Pazarcı kadınlar gibi düşünüyorsun ama onların paylaştıkları meydanda öyle değil mi? Onları tanımayan yok ki yanlış örnek vermiş olursun böyle dersen kimi gösterirsen göster bu tarife örtüşmesi imkansız mümkün olamaz kimse kendini bu derece kolayca silmeye kalkmaz silkelemeye kalksa da anlı şanlı tertemiz en yüreklisi bile şunu yapar: yapmaya çabalar en azından: koparır katarından atar ön arka sağ sol üst alt bütün püskül kanatlarını arızalandıysa! Yine de öter!

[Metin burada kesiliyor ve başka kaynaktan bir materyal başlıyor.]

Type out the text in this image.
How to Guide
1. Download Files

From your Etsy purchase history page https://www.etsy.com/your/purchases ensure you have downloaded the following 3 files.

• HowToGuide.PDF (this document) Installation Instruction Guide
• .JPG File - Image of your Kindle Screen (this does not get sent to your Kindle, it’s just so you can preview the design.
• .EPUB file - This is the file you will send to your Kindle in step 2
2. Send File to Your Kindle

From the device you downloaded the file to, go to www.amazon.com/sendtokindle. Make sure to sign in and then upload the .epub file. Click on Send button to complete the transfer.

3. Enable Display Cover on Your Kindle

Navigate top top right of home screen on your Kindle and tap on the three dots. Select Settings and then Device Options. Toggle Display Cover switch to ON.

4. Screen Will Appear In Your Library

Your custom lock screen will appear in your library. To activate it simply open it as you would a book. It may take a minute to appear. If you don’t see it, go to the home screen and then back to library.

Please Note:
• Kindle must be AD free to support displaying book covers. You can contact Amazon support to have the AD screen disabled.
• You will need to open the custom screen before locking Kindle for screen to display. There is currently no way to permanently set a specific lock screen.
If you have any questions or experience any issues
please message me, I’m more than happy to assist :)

Oysa bir başka şey arzu ediyorsun yine! . Bu sabah da aynı hisle uyandın dünkü gibi bir doğa parçası gibi durmak isteğiyle... Bu hayatta insan olarak bir Ağaç gibi - Kabuk gibi - Kaya gibi - Kum Tanesi - Çakıl Taşı - Ot - Çamur gibi - Magma gibi - salt Su - ve salt Hava gibi - evet... Bir Boşluk bir Hava boşluğu gibi olmak istediğini hissettin garip -gayri yoğun bir şekilde hem de- gayri tabii...
Ne bir hayvan ne de bir başka hayvansı değil - ama - insandaymış gibi deneyimlemek istedin kendini bunda da sanki bir aklı selimlik varmışcasına böylece kalan sondan ikinci perdeyi öyle okumak ve sanki kendinin bir ekiymişcesine Pazar İlaveli ya da bir Cumartesi Eki.. ya da Kitap Ekiymiş cesine ceset kokusuna önlem cesaret ceketin bile yokken omzuna bırakılan apaçıkken üstelik heryerin delik deşikken yine de bunun için ne gerekirse yapmak istedin artık kendine o an ne gerekiyorsa.

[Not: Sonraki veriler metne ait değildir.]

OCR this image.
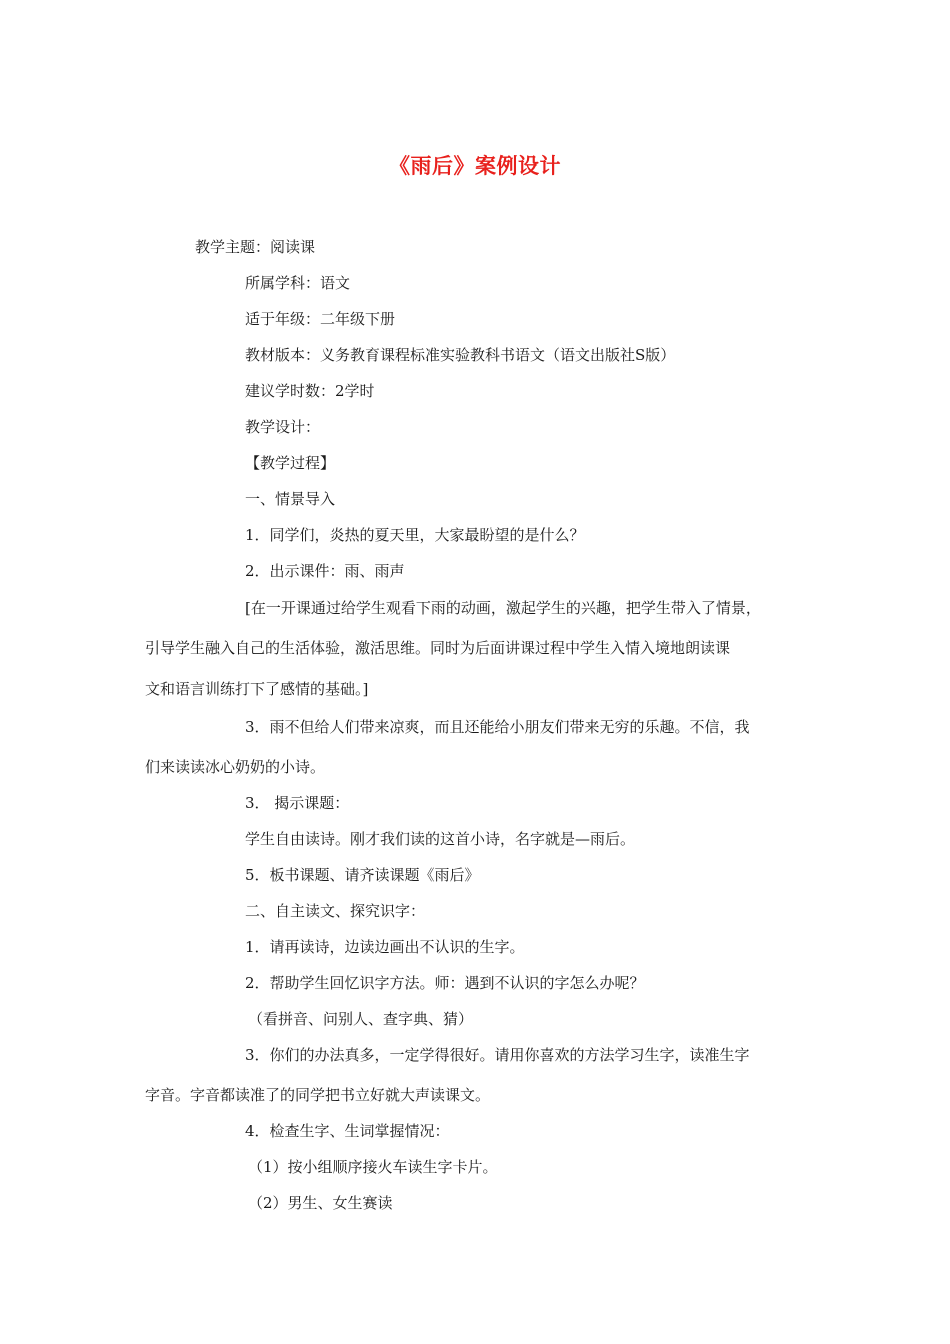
《雨后》案例设计
教学主题：阅读课
所属学科：语文
适于年级：二年级下册
教材版本：义务教育课程标准实验教科书语文（语文出版社S版）
建议学时数：2学时
教学设计：
【教学过程】
一、情景导入
1．同学们，炎热的夏天里，大家最盼望的是什么？
2．出示课件：雨、雨声
[在一开课通过给学生观看下雨的动画，激起学生的兴趣，把学生带入了情景，
引导学生融入自己的生活体验，激活思维。同时为后面讲课过程中学生入情入境地朗读课
文和语言训练打下了感情的基础。]
3．雨不但给人们带来凉爽，而且还能给小朋友们带来无穷的乐趣。不信，我
们来读读冰心奶奶的小诗。
3． 揭示课题：
学生自由读诗。刚才我们读的这首小诗，名字就是—雨后。
5．板书课题、请齐读课题《雨后》
二、自主读文、探究识字：
1．请再读诗，边读边画出不认识的生字。
2．帮助学生回忆识字方法。师：遇到不认识的字怎么办呢？
（看拼音、问别人、查字典、猜）
3．你们的办法真多，一定学得很好。请用你喜欢的方法学习生字，读准生字
字音。字音都读准了的同学把书立好就大声读课文。
4．检查生字、生词掌握情况：
（1）按小组顺序接火车读生字卡片。
（2）男生、女生赛读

Hava olmak -> Ben Su Ben Hava Ben Ateş Topu Ben ıraksak bir bütün an için niçin şimdi parçalanmak diyorsun bir tek maddeye sabitlenmek istiyorsun niçin buna zorluyorsun hepimizide? Sana niçin bir nevi eziyet -işkence- ediyorduk birlikte bir de buna hizmet ediyorduk üstelik? İşkence ediliyor ettiriliyor ediyorsak niyet neydi kısmet kimeydi? İnsan kendine bir meziyet edinmeliydi evet ancak niyeyse kıyardı en meziyetli beceriyle becerirdi kendini böylelikle.
İstediklerini yapamıyor -alamıyor- arzuladıklarına ulaşamıyor düşlediğin umduğun gelişmeleri sağlayamadığından değil sağlamak istemediğinden, yarışamadığından değil yarışmayı sevmediğinden, düzene uymadığından değil düzeneklere karşı çıktığından, görev bilinci içinde hareket edemediğinden değil etmediğinden, kendine iş verilmediğinden değil almadığından, sorumluluk edinemediğinden değil edinmediğinden, bu toplumda yer edinmeye değil de tersine sanki edinmekten kaçmaya çalışıyorsun şimdi de... Niçin ama niçin kaçıyorsun beceremiyor musun? Olmuyor mu? Başka bir yol bulursun o halde! Taraf mı olamıyorsun – taraftar mı – ayakların mı yere değmiyor tüm ayakların bastığı yere, yüzünü mü dönemiyorsun yaşama yaşamın yüzü mü dönmüyor sana kıble, göremiyor musun hayatın yüzeyini bulamıyor musun yüzeyinde seni sırt üstü bıçaklamadan taşıyacak bir kurbağa, kulaç atamıyor musun kendi kendine adacıklarına, batmaktan mı boğulmaktan mı korkun yüzmeye çalışırken karşı kıyına, çıkışsız mı karşı kıyın, merdivensizse bile bu konu dahi yeterince takımcı değilse yol arkadaşların başka yollarda yolacağın başka pamuk tarlaları ve daha nice kumullar bulursun o halde.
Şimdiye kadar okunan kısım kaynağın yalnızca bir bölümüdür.